Though the characters inhabiting the WonderGlen universe are a little too off to be real, the WonderGlen site is full of links to absurd but apparently non-fictional content elsewhere on the Web (such as a site about hobbit houses in Bend, OR), suggesting that the WonderGlen project is, in part, an exercise in bending readers’ sense of the boundary between fiction and reality. But it is still not clear precisely why Karlin and Reiser created the site, or whether it is the first step in promoting some larger project (an HBO show, perhaps?).
In the statement forwarded to Xconomy, Ben Karlin had this to say: “There is no model for what it is we are trying. Which is exciting, but it also feels like we are in Jamestown circa 1610. We may very well successfully colonize a new world or, we could starve to death because we didn’t bring enough salt.”
Update, December 12, 2008, 1:45 pm: I’ve spoken with more folks at FanRocket, who confirmed all of the details above and explained that Karlin’s company hired FanRocket to help with the technical implementation of the WonderGlen site and with viral outreach. I am attempting to reach Karlin and Reiser for direct comment. But either way, I will be posting more on the story behind WonderGlen later today.
Update to the update, December 12, 2008, 2:15 pm: Jesse Thorn, host of the (wonderful) podcast “The Sound of Young America,” has published a blog post explaining his connection to the WonderGlen project and introducing a new player into the drama: the Kasper Hauser Comedy Group, a San Francisco comedy sketch troupe whom Thorn names as the writers behind the WonderGlen employees’ antics. Thorn’s post says in part:
“Well, the cat’s out of the bag. The amazing, amazing virtual world of Wonderglen Productions was created by producer Ben Karlin (long-time Daily Show showrunner) and written by our pals The Kasper Hauser Comedy Group. I’ve been dying to share this information for months, but was sworn to secrecy. Now, web sleuths [meaning Xconomy] have revealed the truth, so I can finally speak. Not only is this possibly the most ambitious project Kasper Hauser have ever worked on, it’s one of the most ambitious in the history of web entertainment. This isn’t an advertisement for something else—it’s an independent ecosystem of hilarity.”

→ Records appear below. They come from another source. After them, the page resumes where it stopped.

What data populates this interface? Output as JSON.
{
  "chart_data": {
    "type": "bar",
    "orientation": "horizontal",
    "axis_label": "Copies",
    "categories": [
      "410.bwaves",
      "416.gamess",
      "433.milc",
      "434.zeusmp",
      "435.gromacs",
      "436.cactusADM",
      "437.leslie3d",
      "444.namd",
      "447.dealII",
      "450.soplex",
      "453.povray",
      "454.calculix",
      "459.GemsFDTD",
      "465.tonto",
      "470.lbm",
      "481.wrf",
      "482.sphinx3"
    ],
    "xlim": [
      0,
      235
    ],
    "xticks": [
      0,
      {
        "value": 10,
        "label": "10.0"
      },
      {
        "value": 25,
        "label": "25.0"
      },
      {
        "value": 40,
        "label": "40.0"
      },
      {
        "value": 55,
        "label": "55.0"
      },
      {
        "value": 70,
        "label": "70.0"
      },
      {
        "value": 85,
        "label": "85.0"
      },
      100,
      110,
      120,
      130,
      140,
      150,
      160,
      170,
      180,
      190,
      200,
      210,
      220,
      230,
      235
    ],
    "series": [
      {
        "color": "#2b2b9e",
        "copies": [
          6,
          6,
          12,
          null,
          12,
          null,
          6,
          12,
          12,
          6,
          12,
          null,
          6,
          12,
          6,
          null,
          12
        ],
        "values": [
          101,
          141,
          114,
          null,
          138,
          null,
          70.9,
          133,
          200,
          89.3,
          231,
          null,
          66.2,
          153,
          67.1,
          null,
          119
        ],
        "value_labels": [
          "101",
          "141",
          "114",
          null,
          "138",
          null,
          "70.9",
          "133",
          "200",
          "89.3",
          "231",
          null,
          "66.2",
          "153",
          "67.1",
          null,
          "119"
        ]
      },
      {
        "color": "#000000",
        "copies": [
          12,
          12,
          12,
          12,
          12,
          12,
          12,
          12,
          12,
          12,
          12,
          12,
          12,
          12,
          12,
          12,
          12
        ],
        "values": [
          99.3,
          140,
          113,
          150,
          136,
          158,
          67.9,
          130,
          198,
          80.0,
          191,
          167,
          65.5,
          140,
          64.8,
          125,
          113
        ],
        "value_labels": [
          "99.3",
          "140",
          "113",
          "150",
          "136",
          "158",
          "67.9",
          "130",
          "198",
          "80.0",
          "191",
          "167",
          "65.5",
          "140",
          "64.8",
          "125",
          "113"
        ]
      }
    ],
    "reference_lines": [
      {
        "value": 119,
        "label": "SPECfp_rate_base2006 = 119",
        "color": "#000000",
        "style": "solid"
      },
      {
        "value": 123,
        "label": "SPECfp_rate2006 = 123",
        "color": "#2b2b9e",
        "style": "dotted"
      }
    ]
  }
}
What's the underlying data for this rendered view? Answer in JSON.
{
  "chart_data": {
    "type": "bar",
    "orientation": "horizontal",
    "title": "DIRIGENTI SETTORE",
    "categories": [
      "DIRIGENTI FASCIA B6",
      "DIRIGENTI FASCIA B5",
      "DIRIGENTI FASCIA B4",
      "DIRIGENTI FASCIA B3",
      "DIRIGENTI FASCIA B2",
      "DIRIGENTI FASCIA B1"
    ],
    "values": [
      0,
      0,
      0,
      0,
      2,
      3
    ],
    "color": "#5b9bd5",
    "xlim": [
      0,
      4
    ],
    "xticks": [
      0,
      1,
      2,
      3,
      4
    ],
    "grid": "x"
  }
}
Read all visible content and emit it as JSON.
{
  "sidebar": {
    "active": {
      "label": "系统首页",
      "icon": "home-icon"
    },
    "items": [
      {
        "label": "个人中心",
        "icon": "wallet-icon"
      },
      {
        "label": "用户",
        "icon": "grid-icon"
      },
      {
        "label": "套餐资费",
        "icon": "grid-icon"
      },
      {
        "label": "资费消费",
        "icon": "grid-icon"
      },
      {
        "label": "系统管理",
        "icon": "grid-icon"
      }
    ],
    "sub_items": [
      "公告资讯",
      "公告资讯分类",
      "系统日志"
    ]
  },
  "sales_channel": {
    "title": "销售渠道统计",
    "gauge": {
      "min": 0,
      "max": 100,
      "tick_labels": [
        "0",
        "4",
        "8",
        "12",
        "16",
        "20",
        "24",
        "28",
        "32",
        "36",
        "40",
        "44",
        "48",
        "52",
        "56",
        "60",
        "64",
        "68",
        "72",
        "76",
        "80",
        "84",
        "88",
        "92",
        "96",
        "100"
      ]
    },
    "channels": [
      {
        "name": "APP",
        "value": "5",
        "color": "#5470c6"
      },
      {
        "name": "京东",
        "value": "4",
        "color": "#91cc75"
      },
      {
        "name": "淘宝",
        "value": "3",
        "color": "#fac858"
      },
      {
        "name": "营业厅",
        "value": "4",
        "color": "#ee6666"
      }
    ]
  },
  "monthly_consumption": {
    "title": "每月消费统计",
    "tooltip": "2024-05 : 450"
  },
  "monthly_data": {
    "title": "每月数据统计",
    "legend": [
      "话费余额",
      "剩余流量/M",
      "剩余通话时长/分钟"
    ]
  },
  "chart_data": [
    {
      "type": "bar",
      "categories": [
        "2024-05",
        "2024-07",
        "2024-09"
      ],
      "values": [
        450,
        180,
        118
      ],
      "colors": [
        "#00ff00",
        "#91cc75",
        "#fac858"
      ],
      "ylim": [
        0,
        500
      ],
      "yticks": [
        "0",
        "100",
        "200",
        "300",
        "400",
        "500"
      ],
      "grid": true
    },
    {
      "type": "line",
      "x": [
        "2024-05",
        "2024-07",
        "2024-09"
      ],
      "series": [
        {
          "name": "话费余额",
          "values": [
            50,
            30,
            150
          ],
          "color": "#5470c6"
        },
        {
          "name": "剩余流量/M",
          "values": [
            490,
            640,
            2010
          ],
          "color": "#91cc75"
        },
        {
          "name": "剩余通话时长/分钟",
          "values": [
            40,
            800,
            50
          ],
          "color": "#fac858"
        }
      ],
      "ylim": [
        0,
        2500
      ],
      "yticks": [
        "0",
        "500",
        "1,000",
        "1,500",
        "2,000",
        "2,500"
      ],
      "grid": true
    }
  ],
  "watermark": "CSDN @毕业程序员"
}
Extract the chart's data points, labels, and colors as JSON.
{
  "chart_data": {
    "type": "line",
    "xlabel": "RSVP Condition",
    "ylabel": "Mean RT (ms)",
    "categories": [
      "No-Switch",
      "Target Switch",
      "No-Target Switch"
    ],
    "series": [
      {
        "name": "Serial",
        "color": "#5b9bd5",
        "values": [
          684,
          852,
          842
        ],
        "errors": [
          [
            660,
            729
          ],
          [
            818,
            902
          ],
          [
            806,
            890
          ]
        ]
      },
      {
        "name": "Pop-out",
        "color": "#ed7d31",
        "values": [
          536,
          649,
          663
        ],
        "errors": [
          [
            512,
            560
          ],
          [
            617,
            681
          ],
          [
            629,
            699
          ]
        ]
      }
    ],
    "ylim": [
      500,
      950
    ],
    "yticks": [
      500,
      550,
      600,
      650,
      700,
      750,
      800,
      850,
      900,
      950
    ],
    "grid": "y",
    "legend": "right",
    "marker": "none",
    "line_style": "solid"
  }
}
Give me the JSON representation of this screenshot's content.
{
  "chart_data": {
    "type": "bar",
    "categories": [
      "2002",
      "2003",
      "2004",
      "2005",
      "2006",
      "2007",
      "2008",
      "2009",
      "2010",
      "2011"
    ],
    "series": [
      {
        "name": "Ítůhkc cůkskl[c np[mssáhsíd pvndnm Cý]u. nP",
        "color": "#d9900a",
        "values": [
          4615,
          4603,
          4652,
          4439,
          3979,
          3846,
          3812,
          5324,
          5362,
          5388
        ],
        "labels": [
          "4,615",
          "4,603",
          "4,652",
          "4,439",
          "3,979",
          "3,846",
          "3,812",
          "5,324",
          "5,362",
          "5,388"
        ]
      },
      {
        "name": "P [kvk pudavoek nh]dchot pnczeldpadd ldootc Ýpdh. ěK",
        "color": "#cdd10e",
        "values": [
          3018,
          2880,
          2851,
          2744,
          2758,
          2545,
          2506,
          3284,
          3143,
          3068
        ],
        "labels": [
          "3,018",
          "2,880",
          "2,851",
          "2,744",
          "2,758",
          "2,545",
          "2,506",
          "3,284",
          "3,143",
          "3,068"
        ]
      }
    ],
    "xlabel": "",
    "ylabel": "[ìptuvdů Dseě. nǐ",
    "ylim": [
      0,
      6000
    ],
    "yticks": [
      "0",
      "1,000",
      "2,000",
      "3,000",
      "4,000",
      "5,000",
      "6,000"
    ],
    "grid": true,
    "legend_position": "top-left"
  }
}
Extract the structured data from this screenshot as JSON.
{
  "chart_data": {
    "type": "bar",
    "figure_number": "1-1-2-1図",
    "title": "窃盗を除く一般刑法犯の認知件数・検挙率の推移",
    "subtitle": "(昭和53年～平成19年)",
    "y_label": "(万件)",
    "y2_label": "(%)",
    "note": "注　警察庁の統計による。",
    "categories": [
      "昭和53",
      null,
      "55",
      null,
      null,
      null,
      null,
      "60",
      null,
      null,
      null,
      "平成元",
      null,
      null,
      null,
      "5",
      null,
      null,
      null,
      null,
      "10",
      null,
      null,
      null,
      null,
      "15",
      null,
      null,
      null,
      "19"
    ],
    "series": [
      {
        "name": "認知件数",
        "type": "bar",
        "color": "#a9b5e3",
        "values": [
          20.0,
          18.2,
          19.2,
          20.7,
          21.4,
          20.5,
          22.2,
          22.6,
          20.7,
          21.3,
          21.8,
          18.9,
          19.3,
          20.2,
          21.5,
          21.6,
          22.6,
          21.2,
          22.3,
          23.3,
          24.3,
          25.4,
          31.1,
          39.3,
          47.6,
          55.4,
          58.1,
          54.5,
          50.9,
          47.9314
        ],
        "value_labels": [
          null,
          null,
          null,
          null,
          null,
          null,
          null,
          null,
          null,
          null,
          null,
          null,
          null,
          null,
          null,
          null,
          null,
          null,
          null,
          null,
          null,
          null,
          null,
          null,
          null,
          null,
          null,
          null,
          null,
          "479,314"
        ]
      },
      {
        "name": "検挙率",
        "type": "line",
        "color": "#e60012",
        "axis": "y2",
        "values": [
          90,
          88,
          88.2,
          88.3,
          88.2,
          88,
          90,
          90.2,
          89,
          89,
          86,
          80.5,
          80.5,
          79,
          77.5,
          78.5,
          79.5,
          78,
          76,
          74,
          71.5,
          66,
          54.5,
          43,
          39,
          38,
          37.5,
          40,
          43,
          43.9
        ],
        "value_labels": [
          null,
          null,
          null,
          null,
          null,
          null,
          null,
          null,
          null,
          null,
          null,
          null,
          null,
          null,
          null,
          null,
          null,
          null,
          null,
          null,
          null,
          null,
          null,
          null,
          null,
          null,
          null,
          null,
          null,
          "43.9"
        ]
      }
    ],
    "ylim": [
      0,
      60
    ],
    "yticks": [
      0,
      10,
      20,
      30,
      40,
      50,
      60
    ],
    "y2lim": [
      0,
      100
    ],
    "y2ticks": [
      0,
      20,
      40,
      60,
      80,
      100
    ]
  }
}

Further update, December 12, 2008, 8:25 pm: Nothing yet from Karlin, who, I’m told, is busy producing four real films (which makes you wonder how he has time to fool around with a website about a fictional company producing fictional films). But I was able to confirm with the folks at FanRocket that, just as Jesse Thorn says, WonderGlen is not advertising or viral marketing for something else. “This is it,” I was told. “There is no TV show to come, no movie. It has no purpose other than to entertain. There is no other curtain to be raised.”